# 93 Altima - Drive Belt Torque Specs?



## JamelG (Aug 3, 2006)

Hi, just wondering if anyone might know off hand, or know somewhere on the net where some specifications are posted for the drive belt system.

I'm a newbie so try not to put some advanced crap, but basically I have a torque wrench, and want to tighten my belt the thing is squeeking!

I know to tighten only the idler pulley socket, so if anyone could tell me how much torque lbs it takes, that would be great.

Thanks for any and all help!
JamelG~


----------



## Asleep (Jan 19, 2003)

i dont think theres a torque. you tighten it down till you get about a 1/4 inch or so of belt deflection. its not good to overtighten the belts though since it puts stress on the spinning parts of the system. you could do it this way though - tighten the belts down and if they squeal, tighten them a bit more. 
you can download the manual for it though and check for yourself but im pretty sure - there isnt a torque. 
http://phatg20.net/modules.php?name=Downloads&d_op=viewdownload&cid=69


----------



## JamelG (Aug 3, 2006)

I guess that does make sense, since even in the book I bought, haynes, it doesn't have any torque specs on it or anything either...

But i don't quite understand jack about what haynes manuals say to do and explanations/diagrams etc jeez...

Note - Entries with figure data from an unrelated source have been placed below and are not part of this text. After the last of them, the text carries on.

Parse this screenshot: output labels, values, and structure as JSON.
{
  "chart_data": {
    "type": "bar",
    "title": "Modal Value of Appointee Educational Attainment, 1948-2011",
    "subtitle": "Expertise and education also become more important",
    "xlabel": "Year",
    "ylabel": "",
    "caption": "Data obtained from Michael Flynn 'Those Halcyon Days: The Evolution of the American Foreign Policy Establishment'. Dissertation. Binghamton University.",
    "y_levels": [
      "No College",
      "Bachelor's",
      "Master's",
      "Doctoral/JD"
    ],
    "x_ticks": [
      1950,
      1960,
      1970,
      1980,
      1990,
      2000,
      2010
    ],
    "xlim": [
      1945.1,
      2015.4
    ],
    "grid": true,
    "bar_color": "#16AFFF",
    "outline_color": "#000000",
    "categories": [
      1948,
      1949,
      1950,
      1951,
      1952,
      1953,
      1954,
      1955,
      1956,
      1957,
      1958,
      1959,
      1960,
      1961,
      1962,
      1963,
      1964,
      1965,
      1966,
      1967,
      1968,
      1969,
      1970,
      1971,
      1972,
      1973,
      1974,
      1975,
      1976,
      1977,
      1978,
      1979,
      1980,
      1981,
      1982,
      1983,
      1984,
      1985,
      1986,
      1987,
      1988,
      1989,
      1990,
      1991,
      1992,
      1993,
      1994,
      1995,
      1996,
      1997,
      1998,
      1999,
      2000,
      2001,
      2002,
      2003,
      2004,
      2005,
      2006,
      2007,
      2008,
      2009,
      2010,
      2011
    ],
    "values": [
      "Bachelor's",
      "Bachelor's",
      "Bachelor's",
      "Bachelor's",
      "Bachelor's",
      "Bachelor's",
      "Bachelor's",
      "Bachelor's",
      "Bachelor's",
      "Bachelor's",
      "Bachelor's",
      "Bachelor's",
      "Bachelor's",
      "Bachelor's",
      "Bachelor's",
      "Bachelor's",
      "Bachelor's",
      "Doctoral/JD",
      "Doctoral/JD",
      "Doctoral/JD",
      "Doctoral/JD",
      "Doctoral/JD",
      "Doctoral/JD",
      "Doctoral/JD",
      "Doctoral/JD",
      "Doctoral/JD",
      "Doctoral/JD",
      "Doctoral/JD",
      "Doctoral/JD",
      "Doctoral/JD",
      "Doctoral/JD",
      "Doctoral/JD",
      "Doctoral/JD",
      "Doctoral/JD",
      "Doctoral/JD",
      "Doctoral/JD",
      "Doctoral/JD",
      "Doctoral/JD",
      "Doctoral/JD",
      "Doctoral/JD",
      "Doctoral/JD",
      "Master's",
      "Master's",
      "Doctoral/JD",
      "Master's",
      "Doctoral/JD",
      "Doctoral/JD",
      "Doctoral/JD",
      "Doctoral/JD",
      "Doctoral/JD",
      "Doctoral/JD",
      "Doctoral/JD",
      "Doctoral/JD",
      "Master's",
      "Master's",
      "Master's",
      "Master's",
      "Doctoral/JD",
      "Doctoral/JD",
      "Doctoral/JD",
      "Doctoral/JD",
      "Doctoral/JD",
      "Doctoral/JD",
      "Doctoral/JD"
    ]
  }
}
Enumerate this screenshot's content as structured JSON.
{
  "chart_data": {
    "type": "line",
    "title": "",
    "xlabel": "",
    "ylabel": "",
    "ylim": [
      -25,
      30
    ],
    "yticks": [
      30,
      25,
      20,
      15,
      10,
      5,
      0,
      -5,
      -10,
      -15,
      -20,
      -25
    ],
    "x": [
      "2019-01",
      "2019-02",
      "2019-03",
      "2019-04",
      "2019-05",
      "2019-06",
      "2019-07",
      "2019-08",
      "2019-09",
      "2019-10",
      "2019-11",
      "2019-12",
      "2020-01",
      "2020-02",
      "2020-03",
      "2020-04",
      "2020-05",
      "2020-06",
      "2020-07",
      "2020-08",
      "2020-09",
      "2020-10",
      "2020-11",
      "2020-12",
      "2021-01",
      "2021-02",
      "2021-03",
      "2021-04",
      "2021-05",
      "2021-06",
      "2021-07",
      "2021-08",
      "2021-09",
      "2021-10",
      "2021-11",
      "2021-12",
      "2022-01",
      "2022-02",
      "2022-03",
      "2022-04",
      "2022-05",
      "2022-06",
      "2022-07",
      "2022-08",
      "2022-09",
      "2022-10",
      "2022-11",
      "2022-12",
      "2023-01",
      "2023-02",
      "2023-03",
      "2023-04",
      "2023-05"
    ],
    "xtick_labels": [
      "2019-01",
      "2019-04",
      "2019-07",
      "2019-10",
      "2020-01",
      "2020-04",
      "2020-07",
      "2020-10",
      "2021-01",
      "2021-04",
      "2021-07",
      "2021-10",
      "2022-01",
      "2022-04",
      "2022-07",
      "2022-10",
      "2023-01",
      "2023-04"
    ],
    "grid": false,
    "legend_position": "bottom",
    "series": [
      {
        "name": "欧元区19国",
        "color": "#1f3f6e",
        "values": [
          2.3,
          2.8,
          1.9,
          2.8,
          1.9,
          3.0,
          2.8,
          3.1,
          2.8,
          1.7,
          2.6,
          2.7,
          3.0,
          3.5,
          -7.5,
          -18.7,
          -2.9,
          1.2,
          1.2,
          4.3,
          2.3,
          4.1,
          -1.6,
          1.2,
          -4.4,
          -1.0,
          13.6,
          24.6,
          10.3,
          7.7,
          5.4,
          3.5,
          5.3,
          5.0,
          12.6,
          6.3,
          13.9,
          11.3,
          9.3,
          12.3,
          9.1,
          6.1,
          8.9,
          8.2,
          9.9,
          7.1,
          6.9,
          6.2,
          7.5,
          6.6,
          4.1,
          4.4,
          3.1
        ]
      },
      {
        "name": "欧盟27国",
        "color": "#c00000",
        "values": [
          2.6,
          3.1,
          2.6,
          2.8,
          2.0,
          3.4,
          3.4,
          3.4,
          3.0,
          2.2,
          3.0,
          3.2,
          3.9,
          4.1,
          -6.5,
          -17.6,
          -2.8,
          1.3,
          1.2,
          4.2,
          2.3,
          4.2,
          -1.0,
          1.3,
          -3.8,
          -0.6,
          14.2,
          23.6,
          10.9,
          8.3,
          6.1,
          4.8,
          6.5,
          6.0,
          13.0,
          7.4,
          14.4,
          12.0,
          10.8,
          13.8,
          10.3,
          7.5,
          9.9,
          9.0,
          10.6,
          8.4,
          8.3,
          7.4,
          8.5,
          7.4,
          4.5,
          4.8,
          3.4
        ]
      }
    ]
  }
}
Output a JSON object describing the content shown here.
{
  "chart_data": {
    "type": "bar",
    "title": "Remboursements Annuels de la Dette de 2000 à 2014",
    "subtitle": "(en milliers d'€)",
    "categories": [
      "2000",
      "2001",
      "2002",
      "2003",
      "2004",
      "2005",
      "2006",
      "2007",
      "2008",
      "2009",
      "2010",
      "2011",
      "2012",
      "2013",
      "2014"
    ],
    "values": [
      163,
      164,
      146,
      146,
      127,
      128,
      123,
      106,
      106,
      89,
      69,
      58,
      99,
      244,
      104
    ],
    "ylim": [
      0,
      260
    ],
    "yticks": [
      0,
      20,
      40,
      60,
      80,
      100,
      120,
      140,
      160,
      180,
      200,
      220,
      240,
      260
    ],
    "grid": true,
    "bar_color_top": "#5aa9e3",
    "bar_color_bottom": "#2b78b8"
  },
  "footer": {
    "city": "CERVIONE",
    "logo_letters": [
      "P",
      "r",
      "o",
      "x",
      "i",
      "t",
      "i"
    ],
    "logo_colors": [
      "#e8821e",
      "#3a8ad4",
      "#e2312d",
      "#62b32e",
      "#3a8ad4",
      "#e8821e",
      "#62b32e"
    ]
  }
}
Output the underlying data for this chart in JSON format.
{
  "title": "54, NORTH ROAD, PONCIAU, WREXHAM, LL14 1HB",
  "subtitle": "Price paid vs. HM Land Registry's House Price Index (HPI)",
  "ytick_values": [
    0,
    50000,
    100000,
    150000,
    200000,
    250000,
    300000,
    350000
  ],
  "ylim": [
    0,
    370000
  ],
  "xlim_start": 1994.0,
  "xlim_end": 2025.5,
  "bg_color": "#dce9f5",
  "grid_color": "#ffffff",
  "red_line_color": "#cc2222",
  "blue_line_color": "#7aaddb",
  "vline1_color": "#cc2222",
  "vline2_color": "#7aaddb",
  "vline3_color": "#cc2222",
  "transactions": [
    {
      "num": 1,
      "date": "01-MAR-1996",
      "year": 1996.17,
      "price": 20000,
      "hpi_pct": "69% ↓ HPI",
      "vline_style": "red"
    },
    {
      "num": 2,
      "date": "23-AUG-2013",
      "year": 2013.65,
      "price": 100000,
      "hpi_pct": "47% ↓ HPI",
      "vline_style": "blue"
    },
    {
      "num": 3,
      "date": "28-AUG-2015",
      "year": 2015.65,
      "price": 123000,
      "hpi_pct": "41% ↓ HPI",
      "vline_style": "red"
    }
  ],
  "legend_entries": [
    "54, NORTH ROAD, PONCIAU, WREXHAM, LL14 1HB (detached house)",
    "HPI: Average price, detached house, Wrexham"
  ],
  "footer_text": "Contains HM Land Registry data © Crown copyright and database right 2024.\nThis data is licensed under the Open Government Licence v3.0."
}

And i just have to say... wow thanks for that link, but uhm t here isn't one for 93 just 94? I guess it's the same 93-97 anyway right?


----------



## Asleep (Jan 19, 2003)

the engine for the altima stayed the same from 93-01. some of the external things changed just a bit but for the most part, its exactly the same engine. i happen to have an 01 engine with an 00 tranny in my 94.


----------